Congressman to Propose Bill Allowing Issuers to Pay for Market Making

A Republican congressman plans to introduce a bill that would encourage stock exchanges to develop programs that permit their listed companies to pay market makers to support their stocks. The bill would also void rules of the Financial Industry Regulatory Authority that bar the payments.

The goal of the bill, sponsored by Rep. Patrick McHenry, R-NC, and titled “Liquidity Enhancement for Small Public Companies Act,” is to improve liquidity in small capitalization stocks. As such, it mirrors recent proposals by exchanges operated by Nasdaq OMX Group and NYSE Euronext. 

“My thought process here is to incent small companies to seek our exchanges, to seek the public markets,” McHenry said during a House Financial Services Committee hearing last week. “So the idea is that you have some liquidity support.”

Specifically, the congressman’s bill would “promote the development of market quality incentive programs on registered national securities exchanges in the United States and would prevent a national securities association registered under Section 15A from barring a market maker’s participation in such a program,” according to a summary of the bill. FINRA is a “national securities association.”

McHenry has written his bill in draft form and is expected to formally propose it in the “near future,” according to a spokesperson.

The congressman is best known on Wall Street as the architect of the “crowdfunding” section of the recently enacted “Jumpstart Our Business Startups,” or JOBS, Act. Crowdfunding will let small businesses raise capital outside the securities industry by aggregating small investments from multiple investors.

McHenry distributed details of his ‘liquidity enhancement’ bill last week  to members of the Financial Services Committee, as well as industry executives. The reception from exchanges and market makers was positive.

“In Europe, this is the rule, not the exception,” NYSE Euronext chief executive officer Duncan Niederauer, told McHenry during the congressional hearing last week. “We hope your legislation will allow us to revisit old rules that don’t allow companies to pay for market making.”

McHenry’s bill could put pressure on the Securities and Exchange Commission to approve the proposals by Nasdaq and NYSE Arca, which look to permit issuers of smaller, less liquid ETPs to pay market makers to support their securities.

The practice is currently illegal and the two proposals are getting some pushback from industry players and the American public. FINRA banned payments by issuers to market makers in 1997. The concern at the time was that the payments could incent market makers to manipulate their quotes in order to generate trading in the security.

The current Nasdaq and NYSE Arca proposals attempt to avoid those concerns by focusing on ETPs, which are generally index-based products. Because they represent multiple securities, their prices would be harder to manipulate, the exchanges contend.

Public response to the exchange proposals has been mixed. Market making giant Knight Capital Group supports the Nasdaq proposal as do a few academics. The Investment Company Institute, which represents ETP issuers, told the SEC it likes the idea, but wants it to be tested in a pilot program.
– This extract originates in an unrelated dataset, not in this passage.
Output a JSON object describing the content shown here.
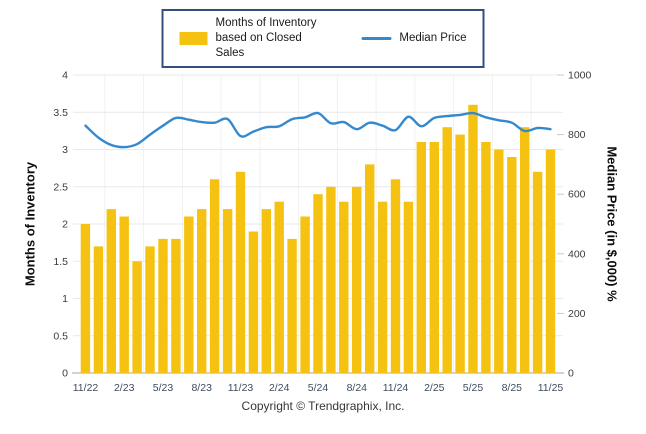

Several other commenters told the SEC it was a bad idea. Even one of the ETP issuers has its doubts. Despite disclosures Nasdaq intends to make regarding the identities of the market makers and the payments they receive, Gus Sauter, Vanguard’s chief investment officer told the SEC:

“It is not clear whether these safeguards will be sufficient to overcome the presumption…that issuer payments to market makers have the potential to distort the market and create conflicts of interests that corrupt the ‘integrity of the marketplace.’”

McHenry’s proposal comes at a time when many in Washington and the securities industry are wringing their hands over the decline of publicly traded companies in the U.S. From 1997 to 2009, the number of listed companies dropped from 8,200 to 4,400. The JOBS Act is intended to make it easier for so-called “emerging growth companies” to go public. The McHenry proposal could help them find the liquidity their stocks need to appeal to investors.